Association de Psychologues Cliniciens d'Orientation Freudienne

Le QI : s’en servir à condition de savoir s’en passer

Hélène GIRARD

Comme Jacques Hochmann l’expose, l’histoire de la pédopsychiatrie a été marquée par de grands débats : inné et acquis, soin ou éducation, handicap ou maladie, spécificité ou non de la psychopathologie de l’enfant. Le XIXème siècle a été dominé par le modèle de l’éducation : l’enfant sauvage, l’éducation des idiots, des imbéciles et des débiles mentaux rangés sur une échelle qui prenait en compte le déficit intellectuel. Au XXème siècle, en réaction contre l’héréditarisme et l’eugénisme, sous l’influence notamment de la psychanalyse, l’approche psychopathologique s’est développée. Cette approche a abouti au concept de psychose infantile, au développement des soins psychothérapiques articulés à l’éducation, surtout après la Seconde Guerre Mondiale. Par la suite, certains excès des théories psychopathologiques ont été invoqués pour privilégier des méthodes plus éducatives et cognitives.

Replaçons cette part d’histoire dans le champ de l’orthophonie, discipline officialisée par un diplôme en 1955, sous l’impulsion de Suzanne Borel-Maisonny, grammairienne et phonéticienne de formation. De nos jours, l’orthophonie n’est pas à l’abri de cette mise à mal du soin, notamment à travers l’utilisation de méthodes rééducatives standardisées et normalisées. Parallèlement, l’intérêt de l’école ou des parents peut avoir parfois tendance à se porter sur le résultat brut du bilan orthophonique : le diagnostic, qui pourrait, s’y on n’y prend pas garde, s’apparenter à une étiquette. Or, que ce soit dans le bilan ou la rééducation orthophonique, l’approche psycho-dynamique est incontournable.
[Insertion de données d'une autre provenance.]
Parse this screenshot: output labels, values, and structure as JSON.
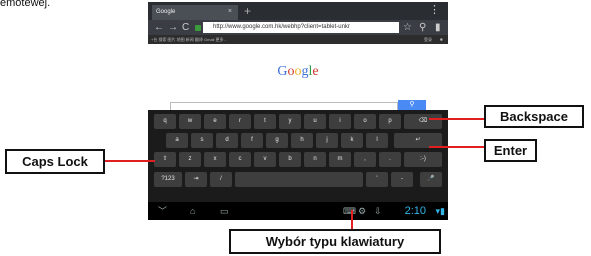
{
  "caption_fragment": "emotewej.",
  "browser": {
    "tab_title": "Google",
    "tab_close": "×",
    "new_tab": "+",
    "menu": "⋮",
    "url": "http://www.google.com.hk/webhp?client=tablet-unkr",
    "gbar_text": "+台  搜索  图片  地图  新闻  翻译  Gmail  更多 -",
    "gbar_right": "登录"
  },
  "page": {
    "logo": "Google"
  },
  "keyboard": {
    "row1": [
      "q",
      "w",
      "e",
      "r",
      "t",
      "y",
      "u",
      "i",
      "o",
      "p"
    ],
    "row2": [
      "a",
      "s",
      "d",
      "f",
      "g",
      "h",
      "j",
      "k",
      "l"
    ],
    "row3": [
      "z",
      "x",
      "c",
      "v",
      "b",
      "n",
      "m",
      ",",
      "."
    ],
    "smiley": ":-)",
    "numbers_key": "?123",
    "slash_key": "/",
    "quote_key": "'",
    "dash_key": "-"
  },
  "status": {
    "clock": "2:10"
  },
  "callouts": {
    "backspace": "Backspace",
    "enter": "Enter",
    "caps_lock": "Caps Lock",
    "keyboard_type": "Wybór typu klawiatury"
  }
}
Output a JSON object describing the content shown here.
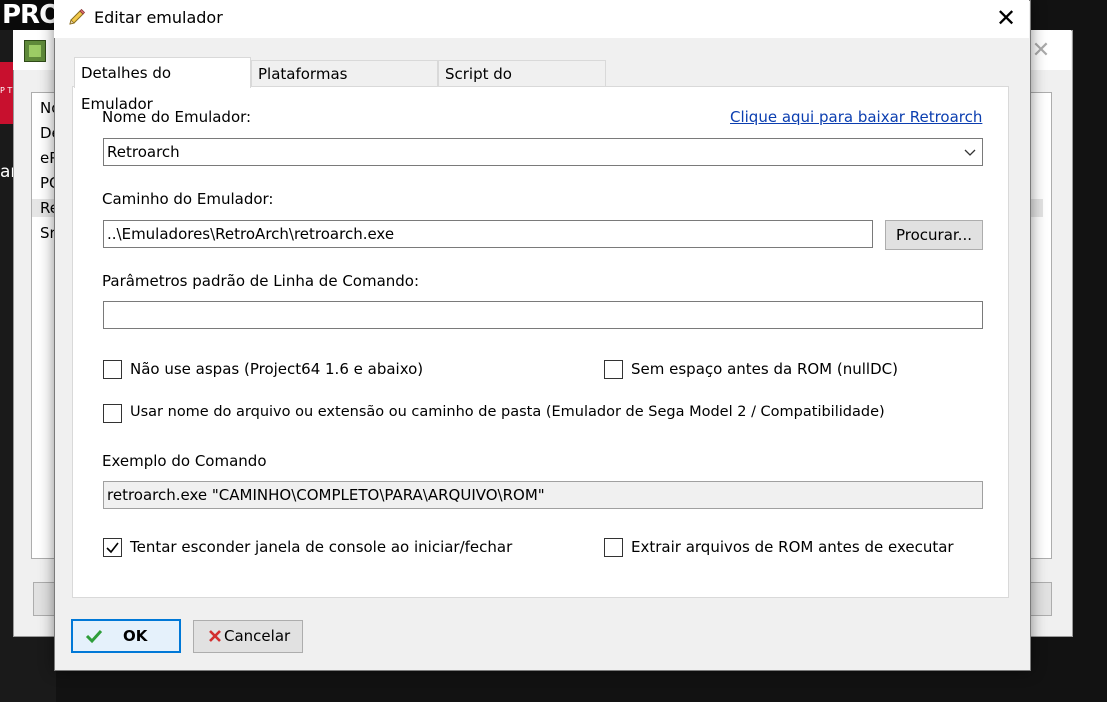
{
  "background": {
    "logo_text": "PRO",
    "red_tag_text": "P T",
    "side_text": "ar",
    "list_items": [
      "No",
      "De",
      "eP",
      "PC",
      "Re",
      "Sr"
    ]
  },
  "dialog": {
    "title": "Editar emulador",
    "close_label": "✕"
  },
  "tabs": [
    {
      "label": "Detalhes do Emulador",
      "active": true
    },
    {
      "label": "Plataformas Associadas",
      "active": false
    },
    {
      "label": "Script do AutoHotkey",
      "active": false
    }
  ],
  "form": {
    "name_label": "Nome do Emulador:",
    "download_link": "Clique aqui para baixar Retroarch",
    "name_value": "Retroarch",
    "path_label": "Caminho do Emulador:",
    "path_value": "..\\Emuladores\\RetroArch\\retroarch.exe",
    "browse_button": "Procurar...",
    "params_label": "Parâmetros padrão de Linha de Comando:",
    "params_value": "",
    "checkbox_no_quotes": {
      "label": "Não use aspas (Project64 1.6 e abaixo)",
      "checked": false
    },
    "checkbox_no_space": {
      "label": "Sem espaço antes da ROM (nullDC)",
      "checked": false
    },
    "checkbox_use_filename": {
      "label": "Usar nome do arquivo ou extensão ou caminho de pasta (Emulador de Sega Model 2 / Compatibilidade)",
      "checked": false
    },
    "example_label": "Exemplo do Comando",
    "example_value": "retroarch.exe \"CAMINHO\\COMPLETO\\PARA\\ARQUIVO\\ROM\"",
    "checkbox_hide_console": {
      "label": "Tentar esconder janela de console ao iniciar/fechar",
      "checked": true
    },
    "checkbox_extract_rom": {
      "label": "Extrair arquivos de ROM antes de executar",
      "checked": false
    }
  },
  "footer": {
    "ok_label": "OK",
    "cancel_label": "Cancelar"
  },
  "colors": {
    "link": "#0b3eb0",
    "ok_check": "#2e9e3a",
    "cancel_x": "#d32f2f",
    "ok_border": "#0078d7"
  }
}
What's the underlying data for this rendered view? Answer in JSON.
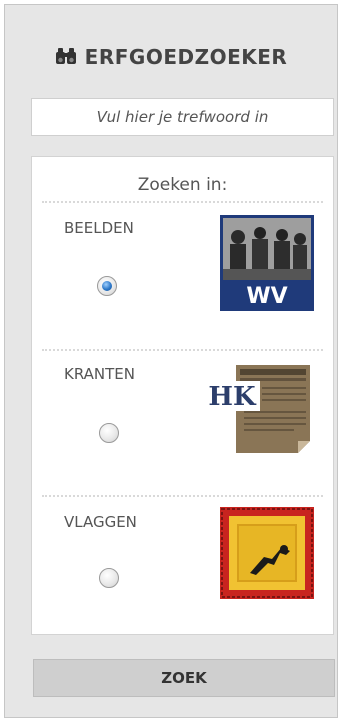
{
  "app": {
    "title": "ERFGOEDZOEKER"
  },
  "search": {
    "placeholder": "Vul hier je trefwoord in"
  },
  "panel": {
    "heading": "Zoeken in:",
    "options": [
      {
        "label": "BEELDEN",
        "selected": true,
        "thumb_text": "WV",
        "thumb_icon": "photo-archive-thumbnail"
      },
      {
        "label": "KRANTEN",
        "selected": false,
        "thumb_text": "HK",
        "thumb_icon": "newspaper-thumbnail"
      },
      {
        "label": "VLAGGEN",
        "selected": false,
        "thumb_icon": "flag-thumbnail"
      }
    ]
  },
  "button": {
    "label": "ZOEK"
  },
  "colors": {
    "widget_bg": "#e6e6e6",
    "panel_bg": "#ffffff",
    "text": "#555555",
    "title": "#444444",
    "radio_selected": "#2d78c8",
    "wv_blue": "#1f3a7a",
    "flag_red": "#c8241f",
    "flag_yellow": "#f1c232"
  }
}
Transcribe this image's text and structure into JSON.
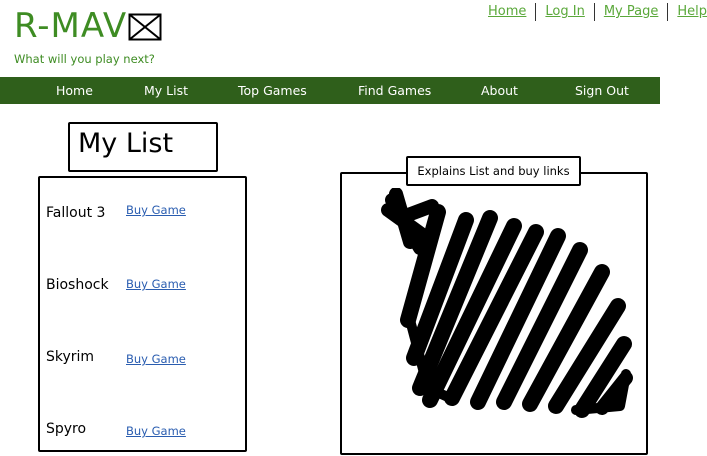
{
  "site": {
    "logo_text": "R-MAV",
    "logo_image_icon": "placeholder-image-icon",
    "tagline": "What will you play next?"
  },
  "top_links": [
    {
      "label": "Home"
    },
    {
      "label": "Log In"
    },
    {
      "label": "My Page"
    },
    {
      "label": "Help"
    }
  ],
  "colors": {
    "brand_green": "#3e8c23",
    "nav_background": "#2f5f1b",
    "link_blue": "#2a5db0"
  },
  "nav": [
    {
      "label": "Home"
    },
    {
      "label": "My List"
    },
    {
      "label": "Top Games"
    },
    {
      "label": "Find Games"
    },
    {
      "label": "About"
    },
    {
      "label": "Sign Out"
    }
  ],
  "page": {
    "title": "My List"
  },
  "games": [
    {
      "name": "Fallout 3",
      "link": "Buy Game"
    },
    {
      "name": "Bioshock",
      "link": "Buy Game"
    },
    {
      "name": "Skyrim",
      "link": "Buy Game"
    },
    {
      "name": "Spyro",
      "link": "Buy Game"
    }
  ],
  "note": {
    "label": "Explains List and buy links",
    "image_icon": "scribble-placeholder-icon"
  }
}
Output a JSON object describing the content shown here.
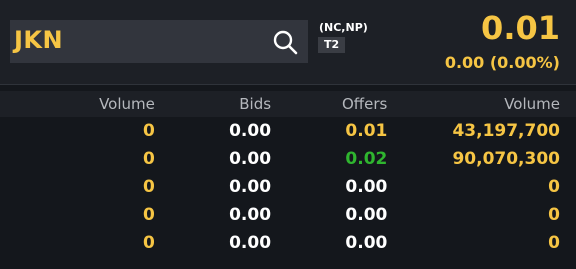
{
  "quote": {
    "symbol": "JKN",
    "flags": "(NC,NP)",
    "board": "T2",
    "last_price": "0.01",
    "change": "0.00 (0.00%)"
  },
  "order_book": {
    "headers": [
      "Volume",
      "Bids",
      "Offers",
      "Volume"
    ],
    "rows": [
      {
        "bid_volume": "0",
        "bid": "0.00",
        "offer": "0.01",
        "offer_volume": "43,197,700"
      },
      {
        "bid_volume": "0",
        "bid": "0.00",
        "offer": "0.02",
        "offer_volume": "90,070,300"
      },
      {
        "bid_volume": "0",
        "bid": "0.00",
        "offer": "0.00",
        "offer_volume": "0"
      },
      {
        "bid_volume": "0",
        "bid": "0.00",
        "offer": "0.00",
        "offer_volume": "0"
      },
      {
        "bid_volume": "0",
        "bid": "0.00",
        "offer": "0.00",
        "offer_volume": "0"
      }
    ]
  },
  "colors": {
    "accent_yellow": "#f6c544",
    "offer_green": "#2fb52f",
    "background": "#14171c"
  },
  "icons": {
    "search": "search-icon"
  }
}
La rééducation orthophonique se doit d’être clinique et non pédagogique, ce qui ne veut pas dire dénuée de toute technique ; les outils spécifiques utilisés par l’orthophoniste constituent un socle qui se décline au cas par cas. Parallèlement à l’étiquette du diagnostic, l’étiquette du déficit : le sujet n’est bien sûr pas réductible à sa dimension déficitaire ; au-delà des analyses et conclusions d’un examen psychologique signant un déficit, comment la mobilisation des ressources du sujet peut-elle s’effectuer ? Comment une prise en charge orthophonique, qui prend en compte la relation transférentielle, permet-elle au sujet d’évoluer ? Comment le jeune Clovis, cas clinique dont je vais vous faire part, a-t-il pu acquérir la transcription écrite, malgré son « déficit » ?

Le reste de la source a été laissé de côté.